Quelques heures seulement avant que le Conseil constitutionnel ne rende son avis sur la loi relative à la rétention de sûreté le journal Le Parisien a publié une liste de 32 criminels sexuels, établie par le ministère de la Justice, censés être concernés par la mesure si elle était adoptée. Une façon grossière de faire pression sur les sages qui a suscité l’indignation des syndicats de magistrats.
Bien qu’elle l’ait démenti, il est difficile de croire la Chancellerie quand elle affirme qu’elle n’est pas à l’origine de la transmission de la liste au Parisien. On ne trouve pas 32 profils de détenus en fin de peine, illustrée de reproductions de documents officiels, sans quelques complicités très haut placées. La ficelle était grosse, montrer aux membres du Conseil constitutionnel, en prenant l’opinion publique à témoin, quelles responsabilités ils endosseraient, si d’aventure ils leur prenaient l’idée de censurer la loi. Une conception de la “pédagogie” et du droit, bien particulière selon laquelle la loi serait faite pour régler quelques cas particuliers, fusse en foulant au pied le socle de notre droit.

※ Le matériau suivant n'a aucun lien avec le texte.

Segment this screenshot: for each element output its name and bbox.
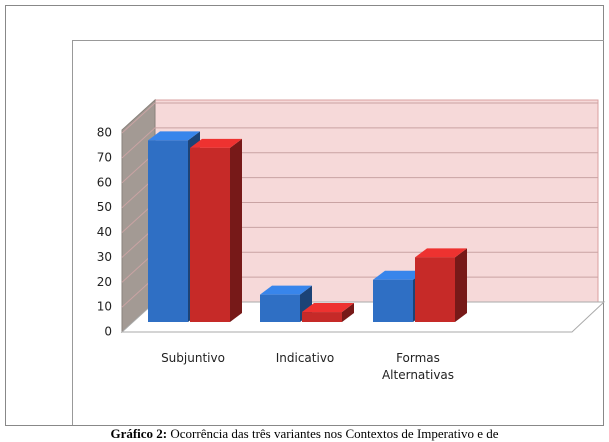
bar-top [190, 138, 242, 148]
bar-top [415, 248, 467, 258]
bar-top [260, 285, 312, 295]
y-tick-label: 10 [97, 300, 112, 314]
x-tick-label: Subjuntivo [161, 351, 225, 365]
bar [302, 312, 342, 322]
caption: Gráfico 2: Ocorrência das três variantes… [0, 426, 609, 442]
grid-line [121, 127, 598, 159]
caption-label: Gráfico 2: [110, 426, 168, 441]
floor [120, 301, 606, 333]
bar-side [342, 303, 354, 322]
x-tick-label: Indicativo [275, 351, 335, 365]
y-tick-label: 70 [97, 150, 112, 164]
y-tick-label: 0 [104, 325, 112, 339]
caption-text: Ocorrência das três variantes nos Contex… [170, 426, 499, 441]
bar [373, 279, 413, 322]
x-tick-label: Formas Alternativas [381, 351, 455, 382]
plot-frame [72, 40, 604, 425]
bars [148, 131, 467, 322]
outer-frame [5, 5, 604, 426]
bar-side [230, 138, 242, 322]
y-tick-label: 50 [97, 200, 112, 214]
grid-line [121, 102, 598, 134]
y-tick-label: 60 [97, 175, 112, 189]
y-tick-label: 80 [97, 126, 112, 140]
bar-top [302, 303, 354, 313]
bar [260, 294, 300, 322]
bar [148, 140, 188, 322]
y-tick-label: 30 [97, 250, 112, 264]
bar [190, 147, 230, 322]
y-tick-label: 40 [97, 225, 112, 239]
bar-top [148, 131, 200, 141]
y-tick-label: 20 [97, 275, 112, 289]
bar [415, 257, 455, 322]
bar-side [455, 248, 467, 322]
bar-top [373, 270, 425, 280]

Guillaume Didier, porte-parole du ministère de la Justice a réfuté qu’un représentant du ministère de la Justice ait dit que cette liste était, comme l’écrit Le Parisien, une façon de “placer les membres du Conseil constitutionnel devant leurs responsabilités ”. La journaliste du Parisien, elle, maintient qu’il s’agissait bien d’une source à la Chancellerie.
Selon cette dernière, la liste incriminée émane des documents de travail qui ont servi à réaliser une étude d’impact pour élaborer la loi et à nourrir la réflexion à partir de cas concrets. Elle aurait même été présentée lors des débats parlementaires.
Emmanuelle Perreux, présidente du Syndicat de la magistrature, “atterrée”, a dénoncé “une intimidation inadmissible des juges constitutionnels”. L’Union syndicale des magistrats (USM, majoritaire) estime que l’affaire est sans précédent. ”On ne peut pas imaginer que le ministère de la Justice fasse pression d’une manière ou d’une autre et, particulièrement, par la publication d’une liste nominative de détenus, sur la plus haute instance française de régulation”, explique Bruno Thouzellier, président de l’USM. “Ce serait un cas de figure totalement inédit dans un Etat de droit”, a-t-il dit à Reuters.
La suite, on la connaît. Le Conseil constitutionnel n’a censuré que partiellement, même si c’est trop pour Nicolas Sarkozy, le projet de loi Dati.